Joan Opyr’s novel, Shaken and Stirred (Bywater Books), has a familiar premise: A young woman with a dysfunctional and sometimes traumatic upbringing travels home to watch a family member die while she makes peace with her past. Part family drama and part romantic comedy, this is the story of wise-cracking narrator Poppy Koswalski and her alcoholic grandfather. A new take on a clichéd story, the book’s strength is its authentic characters.
Poppy, grandfather Hunter and best friend Abby are particularly compelling. Hunter is an abusive—but fiercely loyal—drinker. Though Poppy’s most vivid memories of him involve drunken violence, there are good childhood memories that she can’t quite shake. Abby, by turns hilarious and heartfelt, helps Poppy navigate her complicated emotions as Hunter slips away.
The city of Raleigh itself functions as an important character. Opyr’s attention to local detail is impressive. She accurately portrays multiple local haunts, from the anarchic atmosphere of the city flea market to the trendy Southern fusion cuisine of Irregardless Café. The flea market stands as a working class reminder of generations past, while the restaurant—built to attract a growing upper-middle class demographic—reminds us that the city, like most of the book’s central characters, changes and grows.
Opyr deftly captures the experience of growing up white and working class in Raleigh on the heels of the Civil Rights Movement, as Poppy navigates between her racist family of origin and increasing political consciousness. The class tensions that Poppy remembers from childhood remain intact in spite of Raleigh’s growth. The details are carefully woven, down to the internal tension between grandmother Nana’s racist rhetoric and her changing views. Throughout, Poppy carefully attends to the region’s racism, pointedly observing how it shapes those she loves, white and black.

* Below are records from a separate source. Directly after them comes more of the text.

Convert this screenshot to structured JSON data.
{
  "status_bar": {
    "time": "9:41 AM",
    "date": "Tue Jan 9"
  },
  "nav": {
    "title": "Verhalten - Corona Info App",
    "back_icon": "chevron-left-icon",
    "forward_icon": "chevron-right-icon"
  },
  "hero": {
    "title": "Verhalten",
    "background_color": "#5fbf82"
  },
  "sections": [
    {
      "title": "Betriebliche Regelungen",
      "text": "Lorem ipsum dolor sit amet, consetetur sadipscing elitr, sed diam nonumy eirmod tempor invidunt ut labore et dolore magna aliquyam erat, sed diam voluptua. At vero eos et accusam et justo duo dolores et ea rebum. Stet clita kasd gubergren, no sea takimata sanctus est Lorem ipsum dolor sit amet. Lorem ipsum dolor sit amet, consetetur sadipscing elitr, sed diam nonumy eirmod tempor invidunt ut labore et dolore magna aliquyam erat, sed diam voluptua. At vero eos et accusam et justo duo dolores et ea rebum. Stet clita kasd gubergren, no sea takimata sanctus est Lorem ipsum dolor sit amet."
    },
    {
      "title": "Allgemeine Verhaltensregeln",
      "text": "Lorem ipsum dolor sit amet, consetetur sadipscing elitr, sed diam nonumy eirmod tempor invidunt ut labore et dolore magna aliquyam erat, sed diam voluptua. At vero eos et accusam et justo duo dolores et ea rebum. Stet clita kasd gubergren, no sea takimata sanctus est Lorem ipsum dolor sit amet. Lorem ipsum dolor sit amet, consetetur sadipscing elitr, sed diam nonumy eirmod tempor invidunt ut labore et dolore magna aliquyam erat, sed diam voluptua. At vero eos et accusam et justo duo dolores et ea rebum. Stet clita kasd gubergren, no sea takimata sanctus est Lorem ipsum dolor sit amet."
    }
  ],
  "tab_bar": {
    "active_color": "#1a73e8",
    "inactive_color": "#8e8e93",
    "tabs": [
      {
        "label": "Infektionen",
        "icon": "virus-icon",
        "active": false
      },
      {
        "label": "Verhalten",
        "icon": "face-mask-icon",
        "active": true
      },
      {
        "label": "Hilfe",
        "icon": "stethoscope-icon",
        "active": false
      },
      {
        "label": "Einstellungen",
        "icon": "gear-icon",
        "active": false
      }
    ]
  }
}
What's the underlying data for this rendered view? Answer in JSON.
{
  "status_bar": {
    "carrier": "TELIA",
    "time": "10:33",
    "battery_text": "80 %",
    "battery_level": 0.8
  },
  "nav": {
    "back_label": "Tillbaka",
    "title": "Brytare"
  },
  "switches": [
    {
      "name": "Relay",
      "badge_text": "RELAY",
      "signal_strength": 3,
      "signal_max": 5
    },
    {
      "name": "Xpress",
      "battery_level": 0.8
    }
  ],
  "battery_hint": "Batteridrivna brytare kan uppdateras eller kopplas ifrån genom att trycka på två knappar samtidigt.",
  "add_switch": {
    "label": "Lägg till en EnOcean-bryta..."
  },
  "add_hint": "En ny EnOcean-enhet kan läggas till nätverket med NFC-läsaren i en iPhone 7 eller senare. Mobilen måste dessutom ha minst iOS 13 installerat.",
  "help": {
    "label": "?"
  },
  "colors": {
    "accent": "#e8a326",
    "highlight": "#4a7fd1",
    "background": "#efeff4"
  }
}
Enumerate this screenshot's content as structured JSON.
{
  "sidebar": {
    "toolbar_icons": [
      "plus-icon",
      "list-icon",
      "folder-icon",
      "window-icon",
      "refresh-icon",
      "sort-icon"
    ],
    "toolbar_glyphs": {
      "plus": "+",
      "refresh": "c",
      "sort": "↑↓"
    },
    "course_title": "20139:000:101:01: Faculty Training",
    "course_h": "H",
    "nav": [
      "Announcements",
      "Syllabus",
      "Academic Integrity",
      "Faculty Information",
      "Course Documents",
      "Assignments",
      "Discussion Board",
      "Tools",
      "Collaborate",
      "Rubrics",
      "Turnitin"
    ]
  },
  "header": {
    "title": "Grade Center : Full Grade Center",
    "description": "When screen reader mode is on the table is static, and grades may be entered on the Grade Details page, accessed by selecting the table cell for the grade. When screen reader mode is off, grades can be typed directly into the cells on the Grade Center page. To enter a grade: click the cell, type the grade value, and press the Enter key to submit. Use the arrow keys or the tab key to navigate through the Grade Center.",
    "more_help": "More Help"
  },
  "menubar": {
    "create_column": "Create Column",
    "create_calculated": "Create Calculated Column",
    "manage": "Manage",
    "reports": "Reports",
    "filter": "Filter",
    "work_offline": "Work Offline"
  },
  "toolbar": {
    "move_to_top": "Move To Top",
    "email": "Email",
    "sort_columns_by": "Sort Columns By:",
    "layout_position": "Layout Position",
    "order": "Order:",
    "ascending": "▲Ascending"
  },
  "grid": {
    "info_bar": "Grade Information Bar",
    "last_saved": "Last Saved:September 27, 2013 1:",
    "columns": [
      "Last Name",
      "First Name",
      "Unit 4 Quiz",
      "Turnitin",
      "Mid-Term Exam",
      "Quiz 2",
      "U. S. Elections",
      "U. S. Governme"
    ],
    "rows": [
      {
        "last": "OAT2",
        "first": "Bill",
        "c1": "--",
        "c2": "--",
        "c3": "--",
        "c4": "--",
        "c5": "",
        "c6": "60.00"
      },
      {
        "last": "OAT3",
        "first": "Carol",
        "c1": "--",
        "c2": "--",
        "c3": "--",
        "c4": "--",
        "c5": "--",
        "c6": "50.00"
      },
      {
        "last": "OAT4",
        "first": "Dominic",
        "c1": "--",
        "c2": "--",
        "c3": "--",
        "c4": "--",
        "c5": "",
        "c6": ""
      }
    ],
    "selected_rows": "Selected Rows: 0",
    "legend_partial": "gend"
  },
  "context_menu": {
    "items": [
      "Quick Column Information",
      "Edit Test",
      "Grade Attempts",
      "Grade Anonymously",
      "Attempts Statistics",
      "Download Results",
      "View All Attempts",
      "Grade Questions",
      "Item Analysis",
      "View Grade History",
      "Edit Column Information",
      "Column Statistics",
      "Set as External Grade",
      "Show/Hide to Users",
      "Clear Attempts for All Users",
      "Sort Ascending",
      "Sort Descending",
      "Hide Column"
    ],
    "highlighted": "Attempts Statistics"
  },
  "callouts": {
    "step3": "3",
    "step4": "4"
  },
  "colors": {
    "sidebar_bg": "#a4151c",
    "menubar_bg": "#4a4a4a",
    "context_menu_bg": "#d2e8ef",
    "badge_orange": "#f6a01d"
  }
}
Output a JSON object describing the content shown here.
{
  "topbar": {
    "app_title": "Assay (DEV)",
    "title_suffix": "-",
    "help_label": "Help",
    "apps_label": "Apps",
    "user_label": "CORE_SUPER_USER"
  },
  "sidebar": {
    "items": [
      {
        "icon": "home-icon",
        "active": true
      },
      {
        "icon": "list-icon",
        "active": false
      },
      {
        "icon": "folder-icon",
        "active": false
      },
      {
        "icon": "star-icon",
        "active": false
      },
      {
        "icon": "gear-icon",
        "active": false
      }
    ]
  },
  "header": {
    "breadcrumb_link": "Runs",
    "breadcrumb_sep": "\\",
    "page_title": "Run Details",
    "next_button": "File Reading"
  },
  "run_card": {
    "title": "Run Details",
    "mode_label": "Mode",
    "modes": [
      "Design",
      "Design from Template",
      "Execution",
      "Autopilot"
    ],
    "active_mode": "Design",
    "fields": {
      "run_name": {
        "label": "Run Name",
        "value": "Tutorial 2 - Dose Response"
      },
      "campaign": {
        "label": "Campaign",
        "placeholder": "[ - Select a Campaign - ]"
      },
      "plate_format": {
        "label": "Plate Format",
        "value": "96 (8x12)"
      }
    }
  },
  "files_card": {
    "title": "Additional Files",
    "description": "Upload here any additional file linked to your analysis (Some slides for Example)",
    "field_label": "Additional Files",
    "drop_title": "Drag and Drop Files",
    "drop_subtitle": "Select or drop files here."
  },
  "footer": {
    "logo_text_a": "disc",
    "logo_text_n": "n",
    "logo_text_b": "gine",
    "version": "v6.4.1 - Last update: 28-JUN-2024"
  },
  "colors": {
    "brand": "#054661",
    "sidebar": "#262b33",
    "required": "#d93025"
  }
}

Not every character is equally well-realized. Poppy’s mother, no minor player, is almost entirely defined by her anger at Hunter. She’s a mere plot device, along for the ride just to demonstrate how offensive Hunter can be. High school pal Kim is presented as a central character, but there is very little substance about her. Most confusingly, the pages devoted to Poppy’s relationship with first love, Susan, tell us little about Susan herself. Poppy is attracted to Susan’s charisma and confidence, but it’s never clear why she falls so hard or why Susan walks away.
The narrative is unevenly paced—and not always tight. Indeed, the first several chapters hint at potential substance abuse troubles for Poppy, who pops prescription pills left and right. Yes, she’s just had a hysterectomy, but often she just takes pills to facilitate sleep. It seems careless to leave this plot point unresolved, particularly in a drama about family substance abuse. And Hunter’s drunken rampages can be long and repetitive, bogging the reader down in conflict without advancing plot or character. His death, around which the book is organized, seems rushed and almost coincidental. Shaken and Stirred has numerous imperfections, but its wit, humanity and occasional wisdom make it an overall worthwhile read.